I have a colleague in my team who tends to go into things with fairly fixed ideas and the conviction that he is right. He's quite dogmatic, and it makes round-table discussion - or even anything vaguely consultative - quite difficult.
He doesn't seem to want to look past his own ideas or opinions. Is there some way of persuading him, subtly, to adopt a more open, listening approach without him taking enormous offence?
The technique for managing dogmatics at the individual level is usually by asking for evidence that they are right. But that can make them all the more defensive as they will assume that what they feel is only what "everyone knows to be true".
This is the personality type that brainstorming and other creative meeting techniques were designed for.
In brainstorming, everyone puts in ideas, and judgments are specifically forbidden until all the ideas are recorded.
Other techniques require everyone to hear and record their ideas without judgment.
Market researchers often use brainstorming initially and then give everyone stick-on dots or vouchers so that everyone has an equal "vote" in what the group decides.
If you are the group leader, it is up to you to shepherd the group process, and this may include taking the team member aside and explaining the effect their behaviour has on others.
If you have the resources, you might consider getting your team to take a creative thinking workshop, so that you have a shared understanding of how to generate ideas, challenge assumptions and make good decisions.
At a purely tactical level, if you have a dogmatic or negative team member, sit next to that person at the meeting so you can ask for everyone's ideas and opinions by moving around the table, always saving that member for last.
You can place your hand on their arm and interrupt a tirade if necessary when they do get a chance to speak.
My job involves dealing mainly with a lot of men, old and young, who all insist on treating me as if I am a delicate lady - they open doors, take my arm when we cross the road, pull my seat out for me, stand up when I enter a room.
Polite as this may be, it makes me feel patronised and goes totally against the reputation I am trying to establish as being their equal - not acting like a man but just an equal!

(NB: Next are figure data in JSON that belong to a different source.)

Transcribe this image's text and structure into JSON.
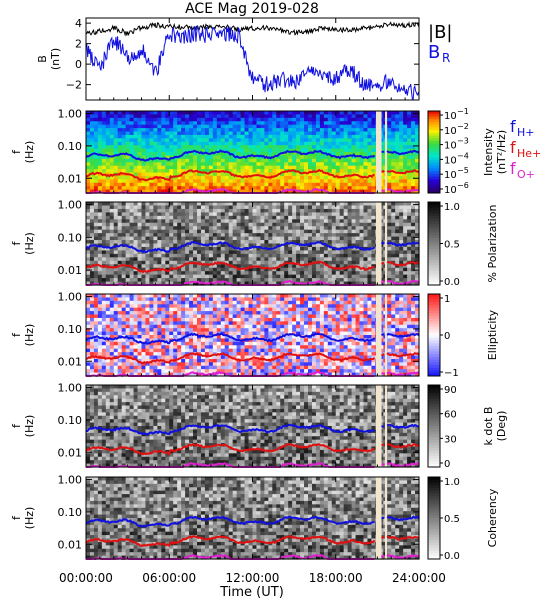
{
  "chart_data": {
    "type": "multi-panel spectrogram",
    "title": "ACE Mag 2019-028",
    "x_label": "Time (UT)",
    "x_ticks": [
      "00:00:00",
      "06:00:00",
      "12:00:00",
      "18:00:00",
      "24:00:00"
    ],
    "x_range_hours": [
      0,
      24
    ],
    "data_gap_hours": [
      [
        20.9,
        21.3
      ],
      [
        21.55,
        21.7
      ]
    ],
    "field_panel": {
      "y_label_line1": "B",
      "y_label_line2": "(nT)",
      "y_ticks": [
        "4",
        "2",
        "0",
        "−2"
      ],
      "y_range": [
        -3.5,
        4.5
      ],
      "series": [
        {
          "name": "|B|",
          "color": "#000000",
          "t": [
            0,
            1,
            2,
            3,
            4,
            5,
            6,
            7,
            8,
            9,
            10,
            11,
            12,
            13,
            14,
            15,
            16,
            17,
            18,
            19,
            20,
            21,
            22,
            23,
            24
          ],
          "values": [
            3.0,
            3.2,
            3.5,
            3.0,
            3.6,
            3.8,
            3.7,
            3.6,
            3.5,
            3.7,
            3.6,
            3.4,
            3.5,
            3.6,
            3.3,
            3.1,
            3.2,
            3.5,
            3.4,
            3.3,
            3.5,
            3.6,
            3.9,
            3.8,
            4.0
          ]
        },
        {
          "name": "B",
          "subscript": "R",
          "color": "#1010e0",
          "t": [
            0,
            1,
            2,
            3,
            4,
            5,
            6,
            7,
            8,
            9,
            10,
            11,
            12,
            13,
            14,
            15,
            16,
            17,
            18,
            19,
            20,
            21,
            22,
            23,
            24
          ],
          "values": [
            1.5,
            -0.5,
            2.5,
            0.5,
            1.5,
            -1.0,
            3.0,
            2.5,
            3.0,
            2.8,
            3.0,
            2.8,
            -1.5,
            -2.0,
            -1.5,
            -1.8,
            -0.5,
            -1.0,
            -1.5,
            -0.5,
            -2.0,
            -2.2,
            -1.5,
            -2.5,
            -2.8
          ]
        }
      ]
    },
    "spectrogram_panels": [
      {
        "name": "intensity",
        "y_label_line1": "f",
        "y_label_line2": "(Hz)",
        "y_ticks": [
          "1.00",
          "0.10",
          "0.01"
        ],
        "colorbar": "rainbow",
        "colorbar_label_line1": "Intensity",
        "colorbar_label_line2": "(nT²/Hz)",
        "colorbar_ticks": [
          "10",
          "10",
          "10",
          "10",
          "10",
          "10"
        ],
        "colorbar_tick_exponents": [
          "−1",
          "−2",
          "−3",
          "−4",
          "−5",
          "−6"
        ]
      },
      {
        "name": "polarization",
        "y_label_line1": "f",
        "y_label_line2": "(Hz)",
        "y_ticks": [
          "1.00",
          "0.10",
          "0.01"
        ],
        "colorbar": "gray",
        "colorbar_label_line1": "% Polarization",
        "colorbar_label_line2": "",
        "colorbar_ticks": [
          "1.0",
          "0.5",
          "0.0"
        ],
        "colorbar_tick_exponents": [
          "",
          "",
          ""
        ]
      },
      {
        "name": "ellipticity",
        "y_label_line1": "f",
        "y_label_line2": "(Hz)",
        "y_ticks": [
          "1.00",
          "0.10",
          "0.01"
        ],
        "colorbar": "bwr",
        "colorbar_label_line1": "Ellipticity",
        "colorbar_label_line2": "",
        "colorbar_ticks": [
          "1",
          "0",
          "−1"
        ],
        "colorbar_tick_exponents": [
          "",
          "",
          ""
        ]
      },
      {
        "name": "kdotb",
        "y_label_line1": "f",
        "y_label_line2": "(Hz)",
        "y_ticks": [
          "1.00",
          "0.10",
          "0.01"
        ],
        "colorbar": "gray",
        "colorbar_label_line1": "k dot B",
        "colorbar_label_line2": "(Deg)",
        "colorbar_ticks": [
          "90",
          "60",
          "30",
          "0"
        ],
        "colorbar_tick_exponents": [
          "",
          "",
          "",
          ""
        ]
      },
      {
        "name": "coherency",
        "y_label_line1": "f",
        "y_label_line2": "(Hz)",
        "y_ticks": [
          "1.00",
          "0.10",
          "0.01"
        ],
        "colorbar": "gray",
        "colorbar_label_line1": "Coherency",
        "colorbar_label_line2": "",
        "colorbar_ticks": [
          "1.0",
          "0.5",
          "0.0"
        ],
        "colorbar_tick_exponents": [
          "",
          "",
          ""
        ]
      }
    ],
    "freq_range_hz": [
      0.0035,
      1.2
    ],
    "gyrofrequency_lines": [
      {
        "name": "f",
        "subscript": "H+",
        "color": "#1010e0",
        "base_hz": 0.052
      },
      {
        "name": "f",
        "subscript": "He+",
        "color": "#e01010",
        "base_hz": 0.013
      },
      {
        "name": "f",
        "subscript": "O+",
        "color": "#e020d0",
        "base_hz": 0.0034
      }
    ]
  }
}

How should I cope with this and stop them calling me "darling" and "my dear", but without offending them?
If you want to be treated as an equal, earn respect through your performance and keep your reputation-building focused there.
Make sure your achievements and competence are visible to others by seeking feedback and taking credit where it is due.
Rebuffing what others see as acts of courtesy will not improve your reputation.
Even if it grates for you, rushing for the door first or ignoring other gestures will only make your colleagues feel awkward and cause you to be seen as rude.
Certainly they are aware that you can open a door for yourself, so it is not meant to imply that you are incapable.
The issue of not being called by name, however, is not so much a matter of old-style courtesy and is fairly easy to address.
The next time you are spoken to as "darling" or "my dear", you can say, "I really wouldn't want anyone to misunderstand our professional relationship, so I prefer that you call me ... at work".
If that fails, I suppose you could call them "snooky-wookums" in return, until they get the point.